人物の情報は声から忘れていくらしい


人物の情報は声から忘れていくらしい。


『スネイプ先生!先生、行かないで!』


ホグワーツでの大戦の最中。不幸にも出会してしまったエバンズの泣きすがる姿を未だに夢に見るというのに、その夢にはいつからか音がない。


『絶対、戻ってくるって、信じてますから!』


言葉は思い出せるというのに、声だけが、ない。


『また会える日まで、ずっと待ってます!』


最後の一年、防衛術として様々な呪文や決闘での心得を叩き込んできた。背中を預け合える仲間も、彼女には大勢いる。それなのに。

よもや、私だけが生き残ってしまうことになろうとは。

この下に埋まるべきは、私であった。

整然と並ぶ墓石のひとつに、花を手向ける。店員の選んだ、エバンズが好きかも分からない色とりどりの花束。風に揺れるリボンは、いつも彼女の首に揺れていた黄色。


「何故私を信じると言えたのか、聞いてやろうと思っていたんだがな。一体どこで待つ気だ、君は……」


毎日のように聞いていた笑い声が、耳について離れそうになかった彼女の声のない日々が、訪れる時が来るとは思いもしなかった。


「もう一度、声を聞かせに来い」


声が消え、きっと君の笑顔も朧気になってしまう。泣き顔だけが最後に残り、いずれはそれも思い出せなくなるのだろう。
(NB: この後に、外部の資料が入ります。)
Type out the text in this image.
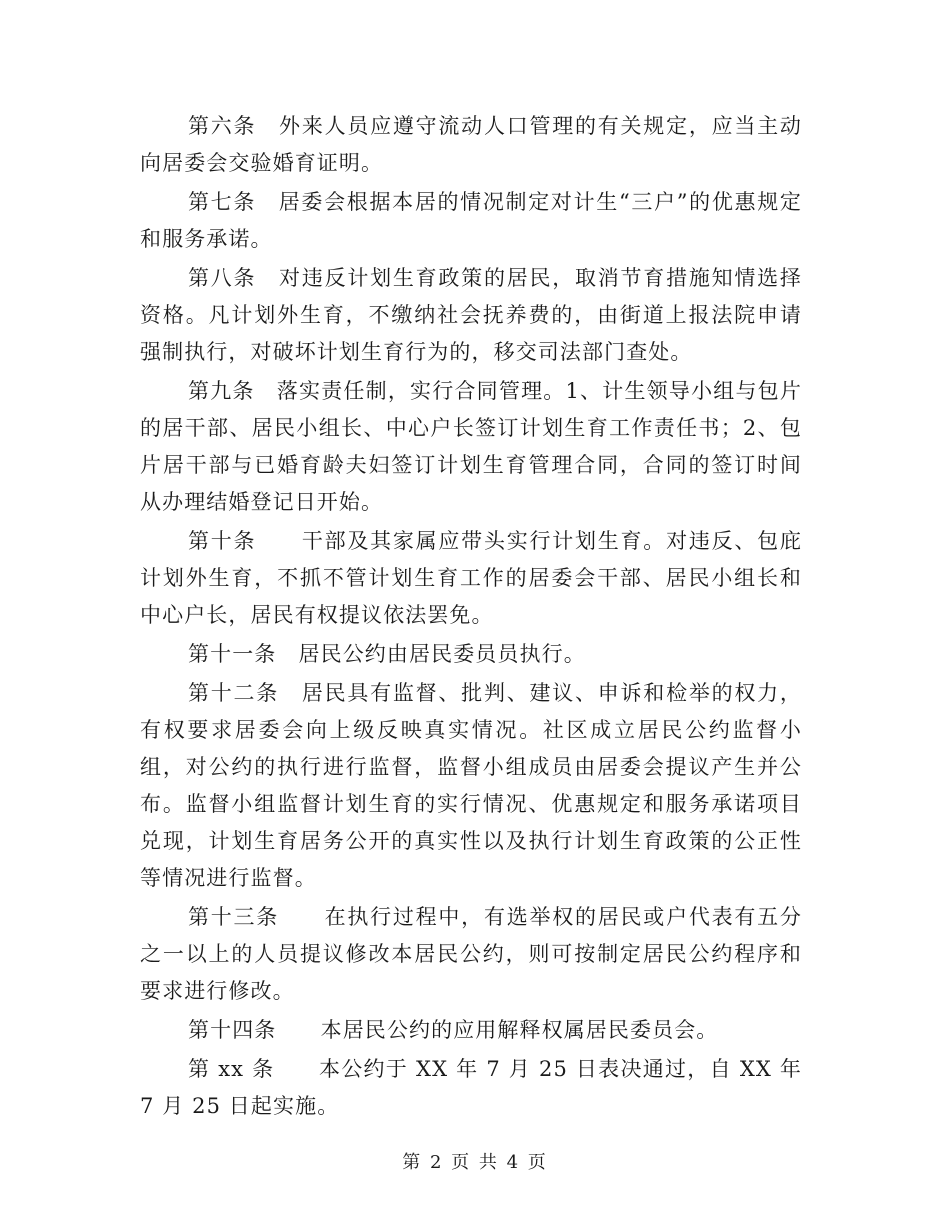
第六条　外来人员应遵守流动人口管理的有关规定，应当主动向居委会交验婚育证明。

第七条　居委会根据本居的情况制定对计生“三户”的优惠规定和服务承诺。

第八条　对违反计划生育政策的居民，取消节育措施知情选择资格。凡计划外生育，不缴纳社会抚养费的，由街道上报法院申请强制执行，对破坏计划生育行为的，移交司法部门查处。

第九条　落实责任制，实行合同管理。1、计生领导小组与包片的居干部、居民小组长、中心户长签订计划生育工作责任书；2、包片居干部与已婚育龄夫妇签订计划生育管理合同，合同的签订时间从办理结婚登记日开始。

第十条　　干部及其家属应带头实行计划生育。对违反、包庇计划外生育，不抓不管计划生育工作的居委会干部、居民小组长和中心户长，居民有权提议依法罢免。

第十一条　居民公约由居民委员员执行。

第十二条　居民具有监督、批判、建议、申诉和检举的权力，有权要求居委会向上级反映真实情况。社区成立居民公约监督小组，对公约的执行进行监督，监督小组成员由居委会提议产生并公布。监督小组监督计划生育的实行情况、优惠规定和服务承诺项目兑现，计划生育居务公开的真实性以及执行计划生育政策的公正性等情况进行监督。

第十三条　　在执行过程中，有选举权的居民或户代表有五分之一以上的人员提议修改本居民公约，则可按制定居民公约程序和要求进行修改。

第十四条　　本居民公约的应用解释权属居民委员会。

第 xx 条　　本公约于 XX 年 7 月 25 日表决通过，自 XX 年 7 月 25 日起实施。

第 2 页 共 4 页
「あの年の今日。零れてしまった命は君だけではない。なのに、どうして、私は君ばかりを夢に見るのだろうな」


目を閉じて、まだ思い出せる笑顔を思う。


「また来る」




そう言って、スネイプ先生はゆっくりと墓地から離れてバチンと消えた。それを木陰から眺めていた私は、木を通り向け花束へと滑るように移動する。

私は死を選べなかった。

共にホグワーツへ残ることを選んだ仲間は誰も選ばなかったこの姿。醜くて、醜くて。先生の前に出ていけるはずがない。

もう一度声を聞かせに、なんて言わないで。

もう墓参りには来ないで、先生。

私は先生の声を忘れられない。

必ず来てくれる命日に、私も必ず先生を求めて来てしまうから。

だって、この心は、

最初から、恋でした。

Special Thanks
you
(2019.7.2)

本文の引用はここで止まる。